What kind/how much testing needs to occur before deploying?

The more you test, the more confidence you’ll have when deploying – don’t test past the point of business sense, but be confident in what you’re deploying.

Unit tests
Integration tests
Continuous testing

Test even after deploying – Netflix came up with the “chaos monkey”, an imaginary being that wreaks havoc, turning off machines and severing connections. If I test my microservice to death before shipping, but a microservice that works with mine ships a week later, then my testing wasn’t representative of the operating environment. You need continuous testing.

Testing doesn’t break things, it finds what’s broken – the argument against testing after deployment is that you might break something. But that’s wrong, it’s already broken. So you’ll either find out during business hours or customers will find it for you at 3:30 am.

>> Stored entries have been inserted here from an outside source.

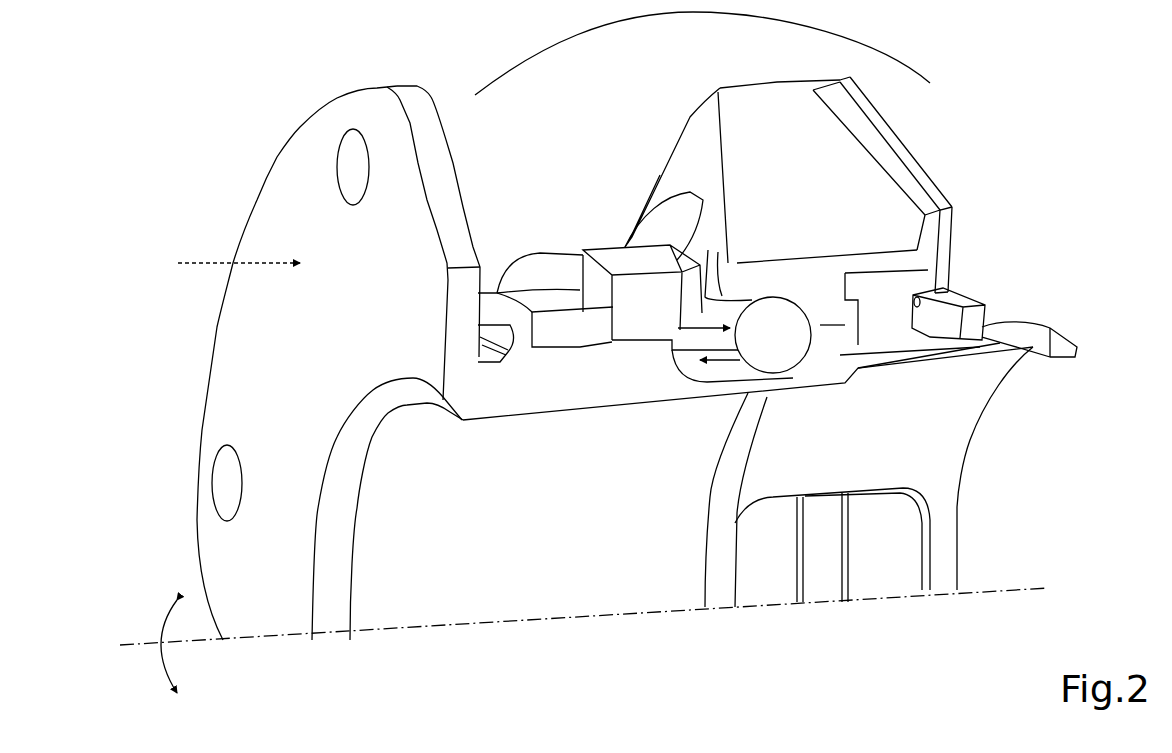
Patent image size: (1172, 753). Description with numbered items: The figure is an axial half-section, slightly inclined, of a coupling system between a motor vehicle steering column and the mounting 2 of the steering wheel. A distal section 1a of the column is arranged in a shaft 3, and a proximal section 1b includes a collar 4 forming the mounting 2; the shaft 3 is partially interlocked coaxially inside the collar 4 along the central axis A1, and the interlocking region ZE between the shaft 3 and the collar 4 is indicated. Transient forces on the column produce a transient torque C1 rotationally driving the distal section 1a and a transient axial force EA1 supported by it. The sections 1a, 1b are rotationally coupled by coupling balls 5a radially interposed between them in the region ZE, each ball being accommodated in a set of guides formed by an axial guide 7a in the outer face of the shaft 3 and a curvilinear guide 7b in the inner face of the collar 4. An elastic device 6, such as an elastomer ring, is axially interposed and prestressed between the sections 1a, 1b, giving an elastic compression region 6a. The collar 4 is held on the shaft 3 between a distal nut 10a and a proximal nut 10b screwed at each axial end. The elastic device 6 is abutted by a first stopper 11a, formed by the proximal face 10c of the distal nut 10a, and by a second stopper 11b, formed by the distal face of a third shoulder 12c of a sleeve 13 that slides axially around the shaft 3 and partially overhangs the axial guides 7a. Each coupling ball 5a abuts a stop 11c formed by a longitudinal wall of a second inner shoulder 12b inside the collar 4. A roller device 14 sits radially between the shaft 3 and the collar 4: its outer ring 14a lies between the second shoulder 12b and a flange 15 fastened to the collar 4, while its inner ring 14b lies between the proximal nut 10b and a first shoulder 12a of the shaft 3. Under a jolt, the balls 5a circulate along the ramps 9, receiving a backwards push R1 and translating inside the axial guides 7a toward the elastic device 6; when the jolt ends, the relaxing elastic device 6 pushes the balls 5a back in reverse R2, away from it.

The distal section 1a is at (185, 413).
The proximal section 1b is at (948, 187).
The mounting 2 is at (777, 82).
The shaft 3 is at (963, 507).
The collar 4 is at (696, 175).
The coupling element 5a is at (773, 335).
The elastic device 6 is at (660, 297).
The elastic compression region 6a is at (598, 233).
The axial guide 7a is at (714, 375).
The curvilinear guide 7b is at (741, 282).
The ramp 9 is at (730, 300).
The distal nut 10a is at (572, 329).
The proximal nut 10b is at (1000, 303).
The proximal face 10c is at (587, 248).
The first stopper 11a is at (598, 332).
The second stopper 11b is at (676, 257).
The stop 11c is at (798, 317).
The first shoulder 12a is at (828, 350).
The second inner shoulder 12b is at (818, 303).
The third shoulder 12c is at (612, 340).
The sleeve 13 is at (700, 345).
The roller device 14 is at (897, 355).
The outer ring 14a is at (885, 278).
The inner ring 14b is at (872, 350).
The flange 15 is at (955, 228).
The interlocking region ZE is at (702, 53).
The transient axial force EA1 is at (220, 263).
The central axis A1 is at (571, 619).
The transient torque C1 is at (153, 646).
The backwards push R1 is at (720, 352).
The reverse push-back R2 is at (704, 320).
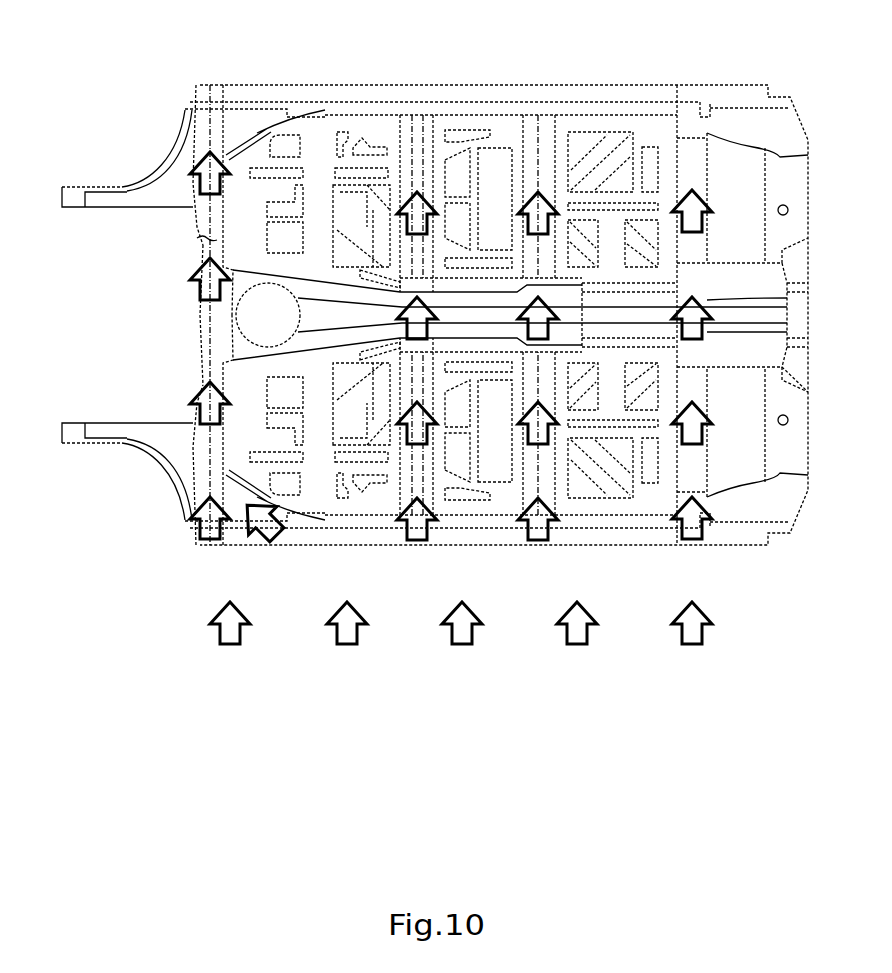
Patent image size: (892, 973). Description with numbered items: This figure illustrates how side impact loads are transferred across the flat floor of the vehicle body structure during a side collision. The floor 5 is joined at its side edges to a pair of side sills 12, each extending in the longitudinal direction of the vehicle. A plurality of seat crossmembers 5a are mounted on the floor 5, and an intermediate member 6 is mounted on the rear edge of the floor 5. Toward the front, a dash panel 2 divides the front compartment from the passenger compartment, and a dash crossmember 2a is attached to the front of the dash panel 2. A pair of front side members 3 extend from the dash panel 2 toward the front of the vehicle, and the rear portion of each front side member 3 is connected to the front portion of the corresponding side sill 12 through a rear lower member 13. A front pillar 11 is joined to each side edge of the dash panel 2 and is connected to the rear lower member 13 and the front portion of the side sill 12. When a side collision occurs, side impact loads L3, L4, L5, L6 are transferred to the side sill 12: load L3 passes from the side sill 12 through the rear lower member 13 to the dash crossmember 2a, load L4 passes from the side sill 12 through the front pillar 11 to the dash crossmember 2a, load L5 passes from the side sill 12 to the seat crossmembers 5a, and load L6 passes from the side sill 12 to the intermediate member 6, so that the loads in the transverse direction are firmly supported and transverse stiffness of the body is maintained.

The side sill 12 is at (603, 79).
The front pillar 11 is at (227, 107).
The rear lower member 13 is at (150, 151).
The front side member 3 is at (113, 200).
The dash panel 2 is at (205, 243).
The dash crossmember 2a is at (200, 315).
The seat crossmember 5a is at (417, 117).
The floor 5 is at (498, 117).
The intermediate member 6 is at (692, 146).
The side impact load L3 is at (209, 532).
The side impact load L4 is at (277, 533).
The side impact load L5 is at (425, 540).
The side impact load L6 is at (686, 537).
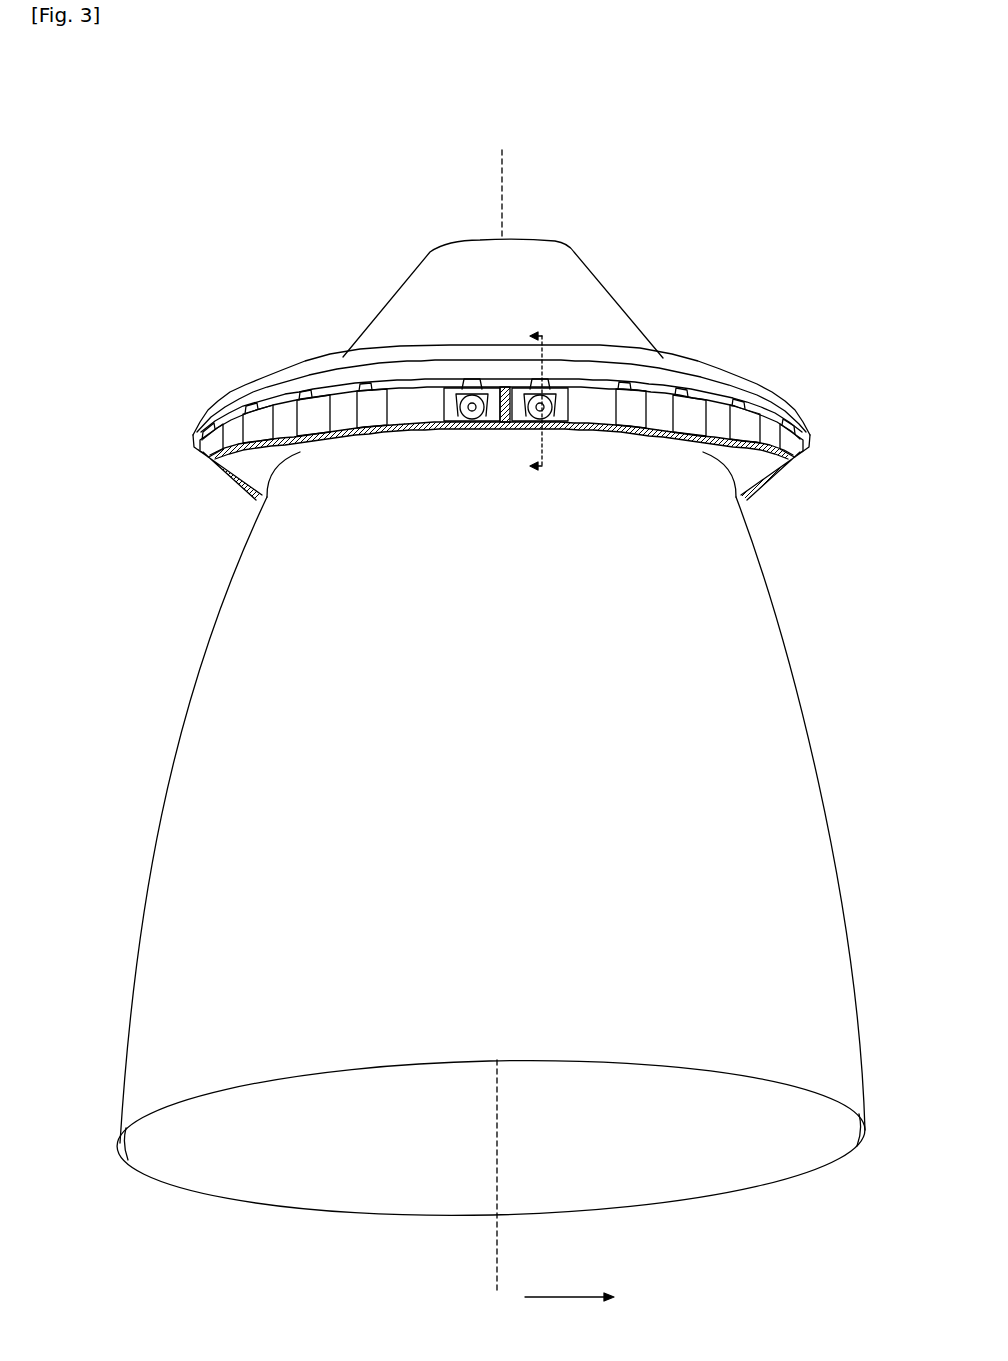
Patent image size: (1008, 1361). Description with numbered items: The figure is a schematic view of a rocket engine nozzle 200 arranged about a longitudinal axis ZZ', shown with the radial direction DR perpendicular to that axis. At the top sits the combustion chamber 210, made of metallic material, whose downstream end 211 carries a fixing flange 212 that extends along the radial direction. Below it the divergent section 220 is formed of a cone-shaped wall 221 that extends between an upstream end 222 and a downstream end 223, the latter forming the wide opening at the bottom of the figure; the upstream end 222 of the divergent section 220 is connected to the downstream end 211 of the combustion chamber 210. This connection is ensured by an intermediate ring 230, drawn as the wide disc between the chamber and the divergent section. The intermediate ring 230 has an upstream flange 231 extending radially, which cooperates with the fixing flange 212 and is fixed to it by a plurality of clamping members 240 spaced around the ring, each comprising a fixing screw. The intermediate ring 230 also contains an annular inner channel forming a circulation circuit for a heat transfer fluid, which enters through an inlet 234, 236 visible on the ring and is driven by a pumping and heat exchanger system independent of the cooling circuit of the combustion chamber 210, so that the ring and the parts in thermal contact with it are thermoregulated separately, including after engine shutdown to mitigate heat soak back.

The nozzle 200 is at (318, 150).
The combustion chamber 210 is at (458, 242).
The downstream end of the combustion chamber 211 is at (640, 339).
The fixing flange 212 is at (765, 397).
The divergent section 220 is at (480, 860).
The cone-shaped wall 221 is at (800, 749).
The upstream end of the divergent section 222 is at (260, 490).
The downstream end of the divergent section 223 is at (124, 1120).
The intermediate ring 230 is at (478, 428).
The upstream flange 231 is at (800, 436).
The inlet 234 is at (472, 428).
The inlet 236 is at (550, 433).
The clamping members 240 is at (365, 425).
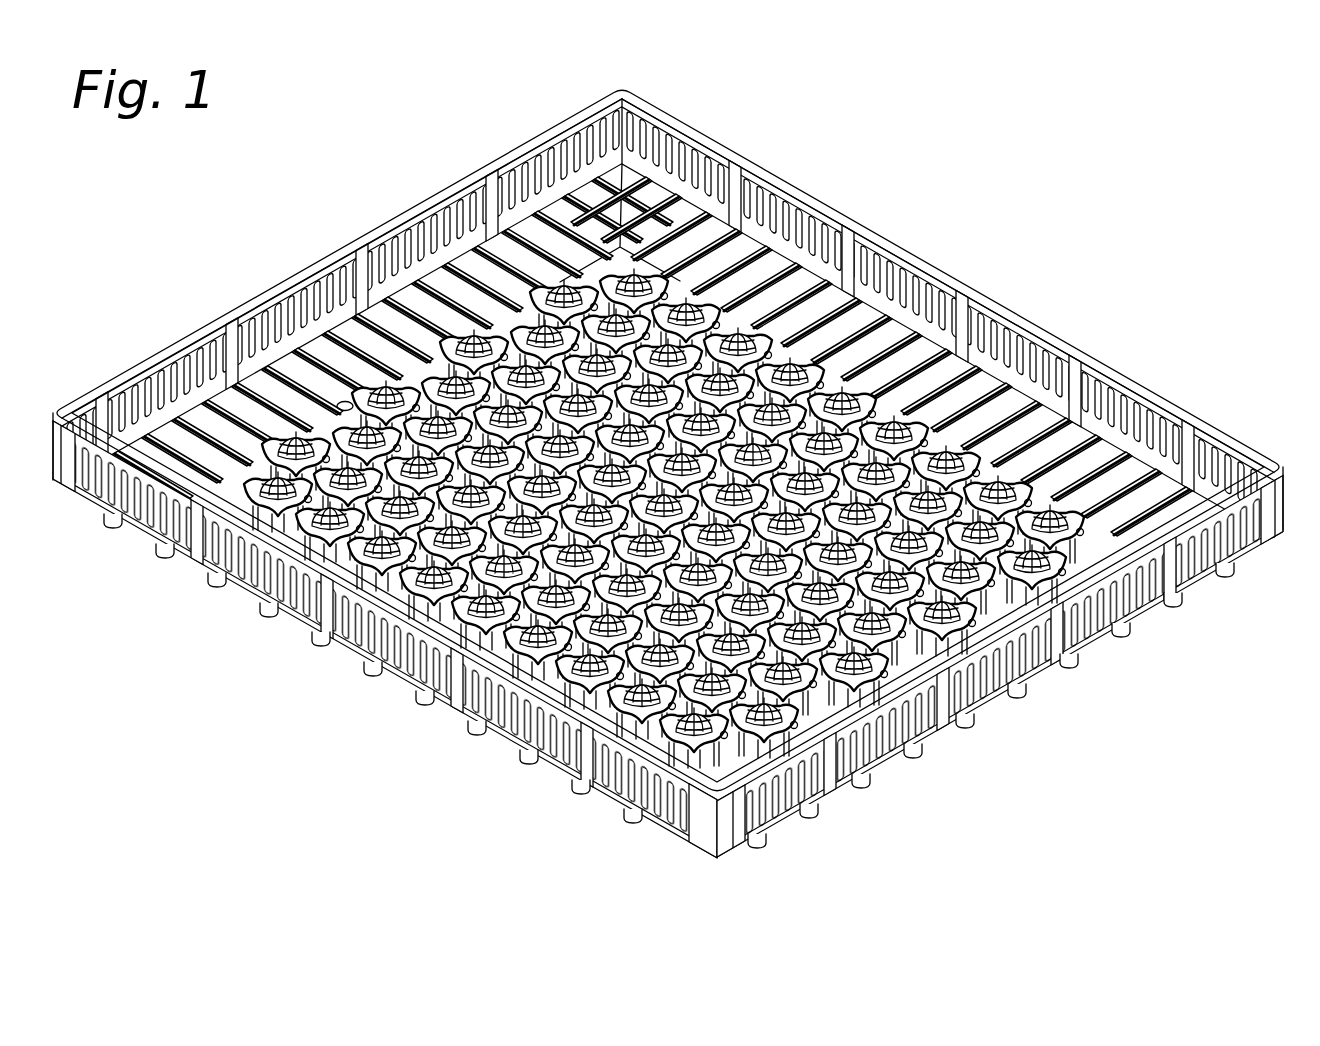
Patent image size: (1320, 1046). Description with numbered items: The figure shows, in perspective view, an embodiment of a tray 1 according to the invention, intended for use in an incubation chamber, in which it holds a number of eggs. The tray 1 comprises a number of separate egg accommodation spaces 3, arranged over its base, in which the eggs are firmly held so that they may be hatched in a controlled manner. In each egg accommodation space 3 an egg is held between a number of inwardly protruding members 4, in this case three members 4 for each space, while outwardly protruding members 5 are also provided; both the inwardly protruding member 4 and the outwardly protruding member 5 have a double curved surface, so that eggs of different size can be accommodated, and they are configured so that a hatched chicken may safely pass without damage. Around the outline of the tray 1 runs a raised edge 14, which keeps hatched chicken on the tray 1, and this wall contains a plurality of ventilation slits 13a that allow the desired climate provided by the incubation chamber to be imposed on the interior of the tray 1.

The tray 1 is at (937, 198).
The egg accommodation space 3 is at (418, 250).
The inwardly protruding member 4 is at (1010, 628).
The outwardly protruding member 5 is at (676, 533).
The ventilation slit 13a is at (975, 302).
The raised edge 14 is at (1177, 412).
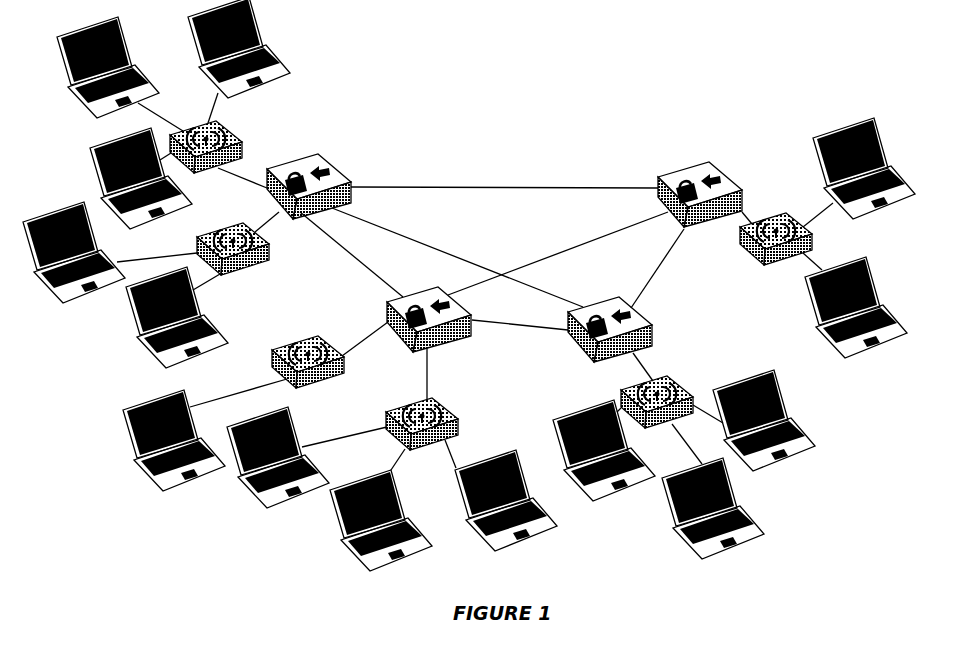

How should you structure and manage your team to get quick and safe development?

Four different types of teams – the book Team Topologies describes four types of teams:

Value stream-aligned team – usually your dev team, aligned to a flow of work that delivers value in a business segment.
Platform teams – teams that provide an internal product to support and speed up the work of stream-aligned teams.
Enabling teams – help the stream-aligned team to handle obstacles.
Complicated subsystem teams – niche teams that require significant technical expertise.

Use the “two pizza team” model – at Amazon, they have a rule that no team should be bigger than you can feed with two pizzas. At some point, if the team is too big, half the team is going to tune out your daily standup and won’t care what’s being said. This isn’t good for team throughput or morale.

Create a Westrum generative culture – create a performance-oriented culture with good information flows. Your culture should be focused on your mission, where everything else is subordinated to good performance.

Create a culture of psychological safety – Google did a study and found that the highest-performing teams were those with the most psychological safety. This correlated with performance more than anything to do with the team’s pedigree. These teams could talk openly amongst themselves to come up with innovative ideas. Create that culture in your team and your organization.

Tolerate failure – you have to tolerate failure to run experiments and learn from them in order to improve.

What tech tools do you need to deliver software effectively?

Embrace the ecosystem that you’re working in – for example, if you use Amazon and they have 35+ services around containers, then if you deploy things with containers your life is going to be a whole lot easier because there’s a whole ecosystem that’s supporting you.

Use the tool that fits best with the culture that your company has/wants – I never recommend tools to anyone. The tools that fit well into how people work are the ones that will be adopted. There’s nothing worse than investing time and money into evaluation, installation, and subscription for a tool that no one uses. Make the tools you pay for easy to use.

Relevant tool categories include:

CICD tool
Metrics and monitoring
Orchestration tools
Artifact repositories
Security scanners

Don’t run the tech yourself – just pay someone else to do it. So you run your own Jira? Great, your competitors plunk down a credit card every month and Jira gets run for them. If you’re so good at running Jira, you should just be a “Jira running company”.

What are the most important pieces to get right?

The goal isn’t to write software, it’s to solve business problems – collaborate to figure out what you can put in place and the agreements that you can come to, to ship software safely and quickly.

Remember your core responsibilities:

Keep the product up
Keep developers moving as fast as possible

What are the common pitfalls?

Organizations get stuck in their ways – they come up with all the reasons you can’t do something and are afraid to make changes. This leads to the fossilization of practices that aren’t really optimal.

People don’t realize they have permission to make changes – no leader will get mad about the business getting better, spending less money, or making more money. I tell all my clients, “I’m giving you permission to try this. I’m giving you permission to experiment to help improve the business.”